Hacker News new | ask | show | jobs
by tmoertel 1294 days ago
Consider the monoid abstraction in the context of batch processing. Anywhere you have a monoid, you have a corresponding “banker’s law” that says you can find the generalized sum of a collection of items by partitioning the items into groups, computing the sum over each group, and then taking the sum of the sums as your final result. This idea has many applications in batch processing.

For example, in the MapReduce framework, this idea gives rise to “Combiners” that summarize the results of each map worker to massively lower the cost of shuffling the results of the Map stage over the network prior to the Reduce stage.

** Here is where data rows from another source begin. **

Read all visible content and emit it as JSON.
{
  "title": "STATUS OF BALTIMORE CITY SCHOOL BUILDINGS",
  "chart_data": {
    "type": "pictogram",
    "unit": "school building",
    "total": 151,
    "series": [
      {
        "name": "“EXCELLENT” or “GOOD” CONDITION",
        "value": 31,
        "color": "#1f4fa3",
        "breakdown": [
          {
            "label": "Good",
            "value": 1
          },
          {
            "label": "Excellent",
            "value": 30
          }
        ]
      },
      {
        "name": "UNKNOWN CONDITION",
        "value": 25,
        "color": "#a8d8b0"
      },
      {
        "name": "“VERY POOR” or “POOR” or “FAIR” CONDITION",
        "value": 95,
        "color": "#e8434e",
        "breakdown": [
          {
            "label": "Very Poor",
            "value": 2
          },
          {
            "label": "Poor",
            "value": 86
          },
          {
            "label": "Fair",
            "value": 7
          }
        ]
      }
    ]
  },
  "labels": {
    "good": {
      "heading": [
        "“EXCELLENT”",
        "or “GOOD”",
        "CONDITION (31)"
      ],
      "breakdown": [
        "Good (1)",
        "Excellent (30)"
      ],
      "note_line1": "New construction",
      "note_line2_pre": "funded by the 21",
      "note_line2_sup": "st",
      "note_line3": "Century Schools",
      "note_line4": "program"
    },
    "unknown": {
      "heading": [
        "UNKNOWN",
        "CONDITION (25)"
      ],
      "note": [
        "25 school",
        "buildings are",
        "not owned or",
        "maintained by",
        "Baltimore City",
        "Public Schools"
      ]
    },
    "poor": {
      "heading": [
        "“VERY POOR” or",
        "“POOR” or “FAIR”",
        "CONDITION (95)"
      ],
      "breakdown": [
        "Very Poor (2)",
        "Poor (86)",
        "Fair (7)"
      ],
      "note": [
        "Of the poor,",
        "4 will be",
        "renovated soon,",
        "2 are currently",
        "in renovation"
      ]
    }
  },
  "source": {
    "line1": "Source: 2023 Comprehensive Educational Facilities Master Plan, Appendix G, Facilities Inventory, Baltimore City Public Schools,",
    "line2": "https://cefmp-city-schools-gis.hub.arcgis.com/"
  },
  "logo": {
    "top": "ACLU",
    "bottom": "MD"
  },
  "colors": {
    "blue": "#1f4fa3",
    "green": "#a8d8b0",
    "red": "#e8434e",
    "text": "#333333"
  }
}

Another example: In distributed database systems, this idea allows many kinds of addition-like aggregations to be performed more efficiently by computing the local sum for each group under the active GROUP BY clause before combining the groups’ subtotals to yield the wanted gobal totals.

Basically, in any situation in which you have to compute a global sum of some kind over a collection of items, and some of those items are local to each worker, you can compute the global sum faster and with fewer resources whenever you can take advantage of a monoidal structure.

1 comments

Which is exactly the concept between optimizing for string concatenation and interning them, ultimately. Sure you can make do with the "algebraic" definition of a monoid, or entirely without it, but that doesn't mean the abstraction isn't there to inform your thinking and your research.

One point that really stuck with me is how people who apply category theory (say, people at the topos institute) use the concepts as little tools, and everytime a problem crosses their way, they try out all the little tools to see if one of them works, similar to how Feynman describes carrying out problems in his head until one day a technique unlocks something).

Having more general abstractions just allows them to be applied to more problems.